Philippe Tissier a commencé dans le métier en 1978. «Ça a été un concours de circonstances, j'aidais un artisan à monter une exposition et j'ai aimé le travail du cuir. J'ai fait des stages en Italie, aux Pays-Bas et en France pour me former.»

Au début des années 80, il ouvre sa boutique, rue Alexandre à Sherbrooke, pour offrir de la maroquinerie et des chaussures sur mesure de forme assez classique, mais dont la qualité, le confort, le choix des peaux et des couleurs changent tout. «Le produit commandé est une exclusivité. Les gens apprécient aussi la durabilité et le service après-vente. Si quelque chose brise, on répare.
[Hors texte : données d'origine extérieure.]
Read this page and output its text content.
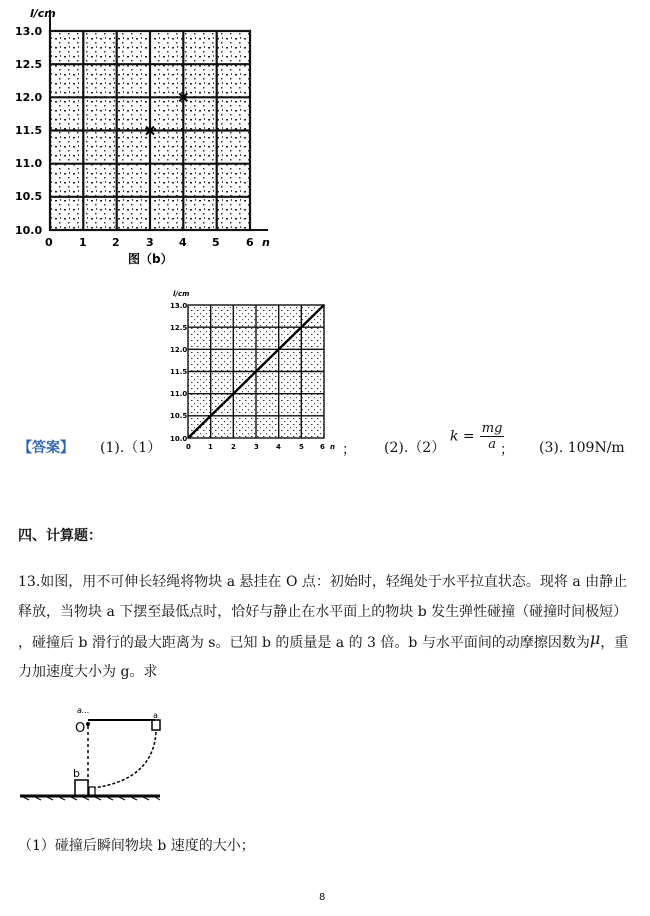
l/cm
13.0
12.5
12.0
11.5
11.0
10.5
10.0
0 1 2 3 4 5 6 n
图（b）
【答案】 (1).（1）
l/cm
13.0
12.5
12.0
11.5
11.0
10.5
10.0
0 1	2	3 4	5 6 n ； (2).（2）
$k = \frac{mg}{a}$
； (3). 109N/m
四、计算题：
13.如图，用不可伸长轻绳将物块 a 悬挂在 O 点：初始时，轻绳处于水平拉直状态。现将 a 由静止
释放，当物块 a 下摆至最低点时，恰好与静止在水平面上的物块 b 发生弹性碰撞（碰撞时间极短）
，碰撞后 b 滑行的最大距离为 s。已知 b 的质量是 a 的 3 倍。b 与水平面间的动摩擦因数为μ，重
力加速度大小为 g。求
a...
O
a
b
（1）碰撞后瞬间物块 b 速度的大小；
8
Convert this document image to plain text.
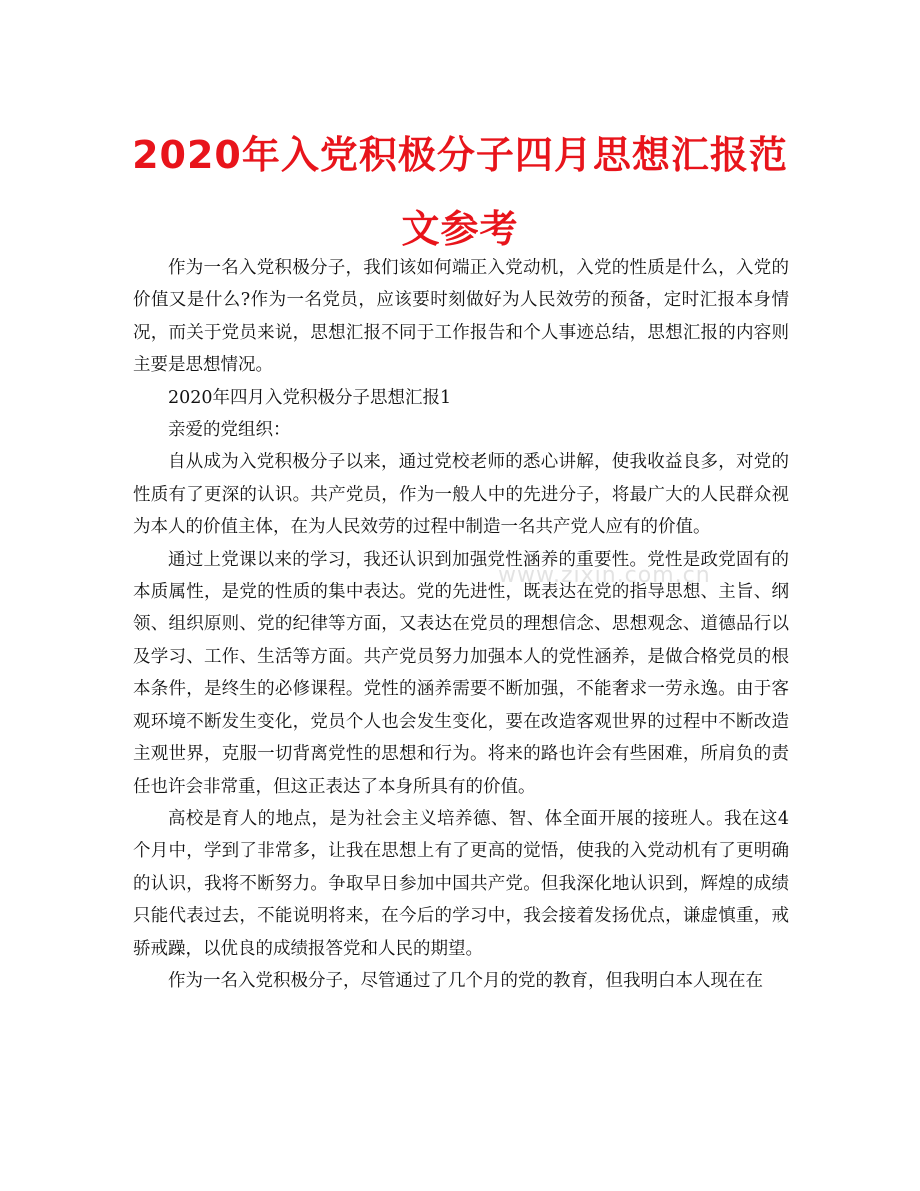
2020年入党积极分子四月思想汇报范文参考
www.zixin.com.cn

作为一名入党积极分子，我们该如何端正入党动机，入党的性质是什么，入党的价值又是什么?作为一名党员，应该要时刻做好为人民效劳的预备，定时汇报本身情况，而关于党员来说，思想汇报不同于工作报告和个人事迹总结，思想汇报的内容则主要是思想情况。

2020年四月入党积极分子思想汇报1

亲爱的党组织：

自从成为入党积极分子以来，通过党校老师的悉心讲解，使我收益良多，对党的性质有了更深的认识。共产党员，作为一般人中的先进分子，将最广大的人民群众视为本人的价值主体，在为人民效劳的过程中制造一名共产党人应有的价值。

通过上党课以来的学习，我还认识到加强党性涵养的重要性。党性是政党固有的本质属性，是党的性质的集中表达。党的先进性，既表达在党的指导思想、主旨、纲领、组织原则、党的纪律等方面，又表达在党员的理想信念、思想观念、道德品行以及学习、工作、生活等方面。共产党员努力加强本人的党性涵养，是做合格党员的根本条件，是终生的必修课程。党性的涵养需要不断加强，不能奢求一劳永逸。由于客观环境不断发生变化，党员个人也会发生变化，要在改造客观世界的过程中不断改造主观世界，克服一切背离党性的思想和行为。将来的路也许会有些困难，所肩负的责任也许会非常重，但这正表达了本身所具有的价值。

高校是育人的地点，是为社会主义培养德、智、体全面开展的接班人。我在这4个月中，学到了非常多，让我在思想上有了更高的觉悟，使我的入党动机有了更明确的认识，我将不断努力。争取早日参加中国共产党。但我深化地认识到，辉煌的成绩只能代表过去，不能说明将来，在今后的学习中，我会接着发扬优点，谦虚慎重，戒骄戒躁，以优良的成绩报答党和人民的期望。

作为一名入党积极分子，尽管通过了几个月的党的教育，但我明白本人现在在
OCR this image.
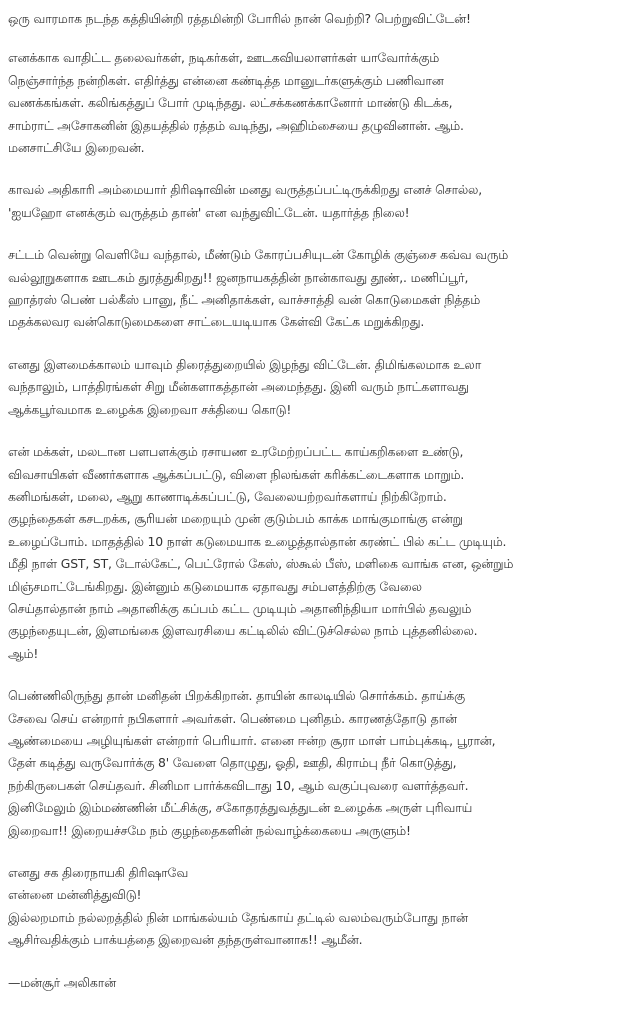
ஒரு வாரமாக நடந்த கத்தியின்றி ரத்தமின்றி போரில் நான் வெற்றி? பெற்றுவிட்டேன்!

எனக்காக வாதிட்ட தலைவர்கள், நடிகர்கள், ஊடகவியலாளர்கள் யாவோர்க்கும்
நெஞ்சார்ந்த நன்றிகள். எதிர்த்து என்னை கண்டித்த மானுடர்களுக்கும் பணிவான
வணக்கங்கள். கலிங்கத்துப் போர் முடிந்தது. லட்சக்கணக்கானோர் மாண்டு கிடக்க,
சாம்ராட் அசோகனின் இதயத்தில் ரத்தம் வடிந்து, அஹிம்சையை தழுவினான். ஆம்.
மனசாட்சியே இறைவன்.

காவல் அதிகாரி அம்மையார் திரிஷாவின் மனது வருத்தப்பட்டிருக்கிறது எனச் சொல்ல,
'ஐயஹோ எனக்கும் வருத்தம் தான்' என வந்துவிட்டேன். யதார்த்த நிலை!

சட்டம் வென்று வெளியே வந்தால், மீண்டும் கோரப்பசியுடன் கோழிக் குஞ்சை கவ்வ வரும்
வல்லூறுகளாக ஊடகம் துரத்துகிறது!! ஜனநாயகத்தின் நான்காவது தூண்,. மணிப்பூர்,
ஹாத்ரஸ் பெண் பல்கீஸ் பானு, நீட் அனிதாக்கள், வாச்சாத்தி வன் கொடுமைகள் நித்தம்
மதக்கலவர வன்கொடுமைகளை சாட்டையடியாக கேள்வி கேட்க மறுக்கிறது.

எனது இளமைக்காலம் யாவும் திரைத்துறையில் இழந்து விட்டேன். திமிங்கலமாக உலா
வந்தாலும், பாத்திரங்கள் சிறு மீன்களாகத்தான் அமைந்தது. இனி வரும் நாட்களாவது
ஆக்கபூர்வமாக உழைக்க இறைவா சக்தியை கொடு!

என் மக்கள், மலடான பளபளக்கும் ரசாயண உரமேற்றப்பட்ட காய்கறிகளை உண்டு,
விவசாயிகள் வீணர்களாக ஆக்கப்பட்டு, விளை நிலங்கள் கரிக்கட்டைகளாக மாறும்.
கனிமங்கள், மலை, ஆறு காணாடிக்கப்பட்டு, வேலையற்றவர்களாய் நிற்கிறோம்.
குழந்தைகள் கசடறக்க, சூரியன் மறையும் முன் குடும்பம் காக்க மாங்குமாங்கு என்று
உழைப்போம். மாதத்தில் 10 நாள் கடுமையாக உழைத்தால்தான் கரண்ட் பில் கட்ட முடியும்.
மீதி நாள் GST, ST, டோல்கேட், பெட்ரோல் கேஸ், ஸ்கூல் பீஸ், மளிகை வாங்க என, ஒன்றும்
மிஞ்சமாட்டேங்கிறது. இன்னும் கடுமையாக ஏதாவது சம்பளத்திற்கு வேலை
செய்தால்தான் நாம் அதானிக்கு கப்பம் கட்ட முடியும் அதானிந்தியா மார்பில் தவலும்
குழந்தையுடன், இளமங்கை இளவரசியை கட்டிலில் விட்டுச்செல்ல நாம் புத்தனில்லை.
ஆம்!

பெண்ணிலிருந்து தான் மனிதன் பிறக்கிறான். தாயின் காலடியில் சொர்க்கம். தாய்க்கு
சேவை செய் என்றார் நபிகளார் அவர்கள். பெண்மை புனிதம். காரணத்தோடு தான்
ஆண்மையை அழியுங்கள் என்றார் பெரியார். எனை ஈன்ற சூரா மாள் பாம்புக்கடி, பூரான்,
தேள் கடித்து வருவோர்க்கு 8' வேளை தொழுது, ஓதி, ஊதி, கிராம்பு நீர் கொடுத்து,
நற்கிருபைகள் செய்தவர். சினிமா பார்க்கவிடாது 10, ஆம் வகுப்புவரை வளர்த்தவர்.
இனிமேலும் இம்மண்ணின் மீட்சிக்கு, சகோதரத்துவத்துடன் உழைக்க அருள் புரிவாய்
இறைவா!! இறையச்சமே நம் குழந்தைகளின் நல்வாழ்க்கையை அருளும்!

எனது சக திரைநாயகி திரிஷாவே
என்னை மன்னித்துவிடு!
இல்லறமாம் நல்லறத்தில் நின் மாங்கல்யம் தேங்காய் தட்டில் வலம்வரும்போது நான்
ஆசிர்வதிக்கும் பாக்யத்தை இறைவன் தந்தருள்வானாக!! ஆமீன்.

—மன்சூர் அலிகான்
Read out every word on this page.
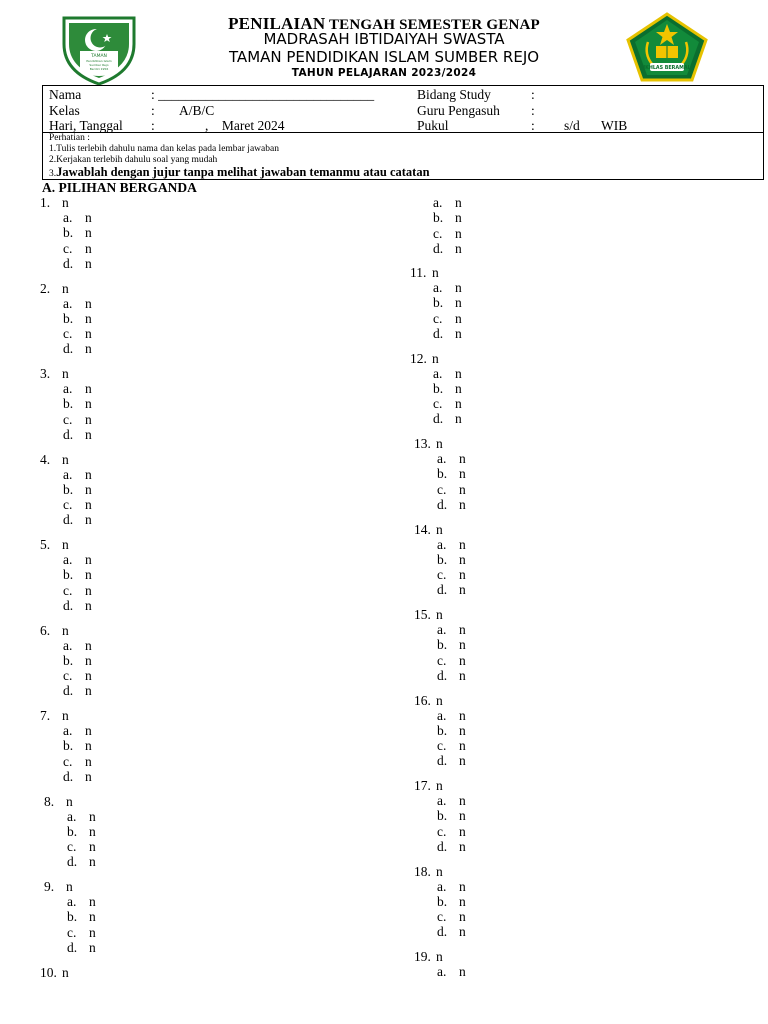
PENILAIAN TENGAH SEMESTER GENAP
MADRASAH IBTIDAIYAH SWASTA
TAMAN PENDIDIKAN ISLAM SUMBER REJO
TAHUN PELAJARAN 2023/2024
TAMAN
Pendidikan Islam
Sumber Rejo
Berdiri 1956	IKHLAS BERAMAL
Nama	: ________________________________
Kelas	: A/B/C
Hari, Tanggal :	,    Maret 2024
Bidang Study	:
Guru Pengasuh :
Pukul	: s/d WIB
Perhatian :
1.Tulis terlebih dahulu nama dan kelas pada lembar jawaban
2.Kerjakan terlebih dahulu soal yang mudah
3.Jawablah dengan jujur tanpa melihat jawaban temanmu atau catatan
A. PILIHAN BERGANDA
1. n
a. n
b. n
c. n
d. n
2. n
a. n
b. n
c. n
d. n
3. n
a. n
b. n
c. n
d. n
4. n
a. n
b. n
c. n
d. n
5. n
a. n
b. n
c. n
d. n
6. n
a. n
b. n
c. n
d. n
7. n
a. n
b. n
c. n
d. n
8. n
a. n
b. n
c. n
d. n
9. n
a. n
b. n
c. n
d. n
10. n
a. n
b. n
c. n
d. n
11. n
a. n
b. n
c. n
d. n
12. n
a. n
b. n
c. n
d. n
13. n
a. n
b. n
c. n
d. n
14. n
a. n
b. n
c. n
d. n
15. n
a. n
b. n
c. n
d. n
16. n
a. n
b. n
c. n
d. n
17. n
a. n
b. n
c. n
d. n
18. n
a. n
b. n
c. n
d. n
19. n
a. n
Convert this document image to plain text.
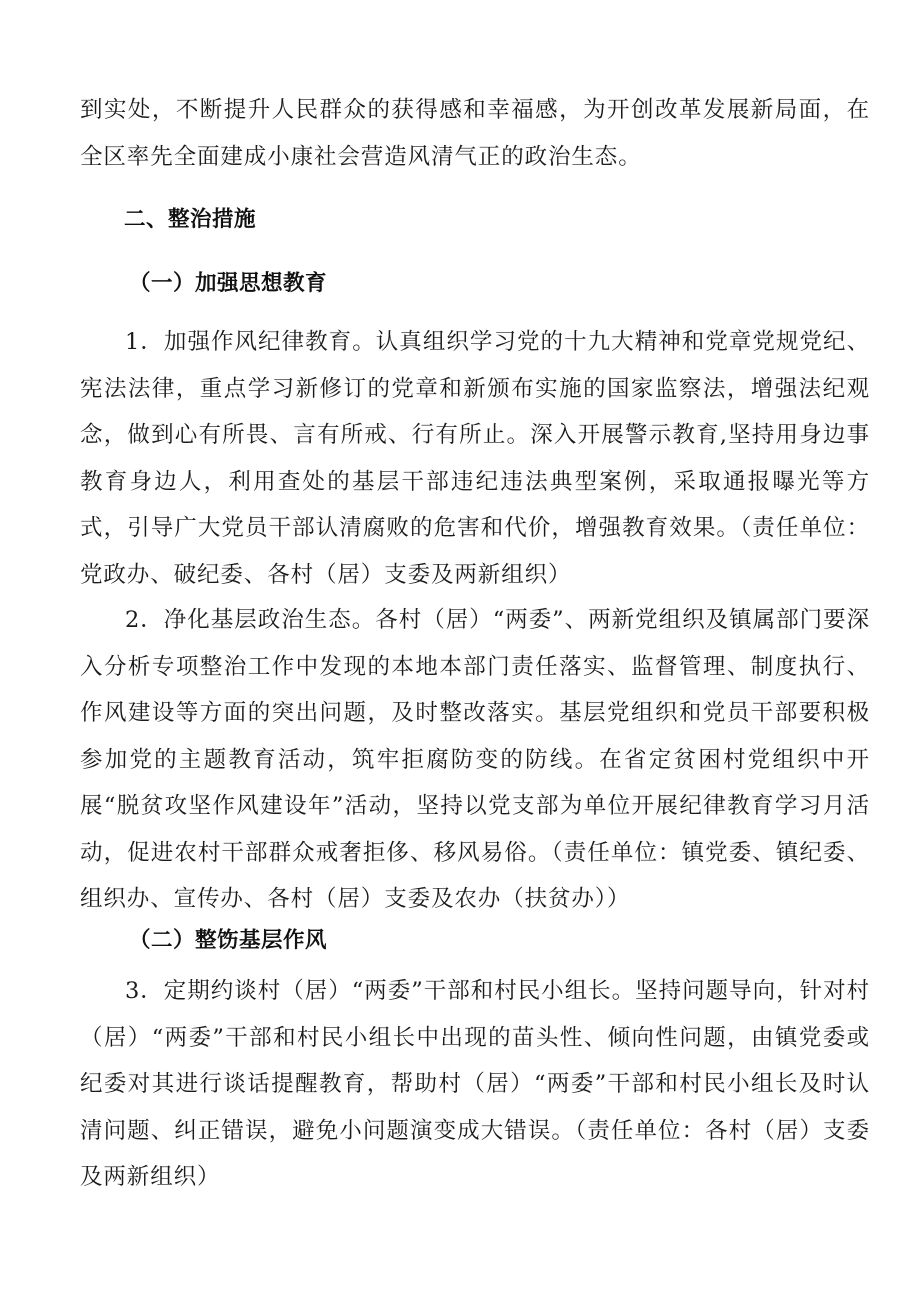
到实处，不断提升人民群众的获得感和幸福感，为开创改革发展新局面，在全区率先全面建成小康社会营造风清气正的政治生态。

二、整治措施
（一）加强思想教育

1．加强作风纪律教育。认真组织学习党的十九大精神和党章党规党纪、宪法法律，重点学习新修订的党章和新颁布实施的国家监察法，增强法纪观念，做到心有所畏、言有所戒、行有所止。深入开展警示教育,坚持用身边事教育身边人，利用查处的基层干部违纪违法典型案例，采取通报曝光等方式，引导广大党员干部认清腐败的危害和代价，增强教育效果。（责任单位：党政办、破纪委、各村（居）支委及两新组织）

2．净化基层政治生态。各村（居）“两委”、两新党组织及镇属部门要深入分析专项整治工作中发现的本地本部门责任落实、监督管理、制度执行、作风建设等方面的突出问题，及时整改落实。基层党组织和党员干部要积极参加党的主题教育活动，筑牢拒腐防变的防线。在省定贫困村党组织中开展“脱贫攻坚作风建设年”活动，坚持以党支部为单位开展纪律教育学习月活动，促进农村干部群众戒奢拒侈、移风易俗。（责任单位：镇党委、镇纪委、组织办、宣传办、各村（居）支委及农办（扶贫办））

（二）整饬基层作风

3．定期约谈村（居）“两委”干部和村民小组长。坚持问题导向，针对村（居）“两委”干部和村民小组长中出现的苗头性、倾向性问题，由镇党委或纪委对其进行谈话提醒教育，帮助村（居）“两委”干部和村民小组长及时认清问题、纠正错误，避免小问题演变成大错误。（责任单位：各村（居）支委及两新组织）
J'ai des clients qui m'ont commandé des porte-documents au début de leur carrière et qui reviennent à leur retraite pour quelques réparations afin de transmettre le produit à leur enfant.» Le chausseur n'a jamais fait de publicité. «La publicité, c'est l'objet qui la fait. Mes clients se font arrêter par des gens dans la rue pour savoir où ils ont acheté leurs souliers ou leur sac.»

Combien ça coûte? Il faut compter 285 $ pour une paire de chaussures sur mesure et de 10 $ à 400 $ pour la maroquinerie.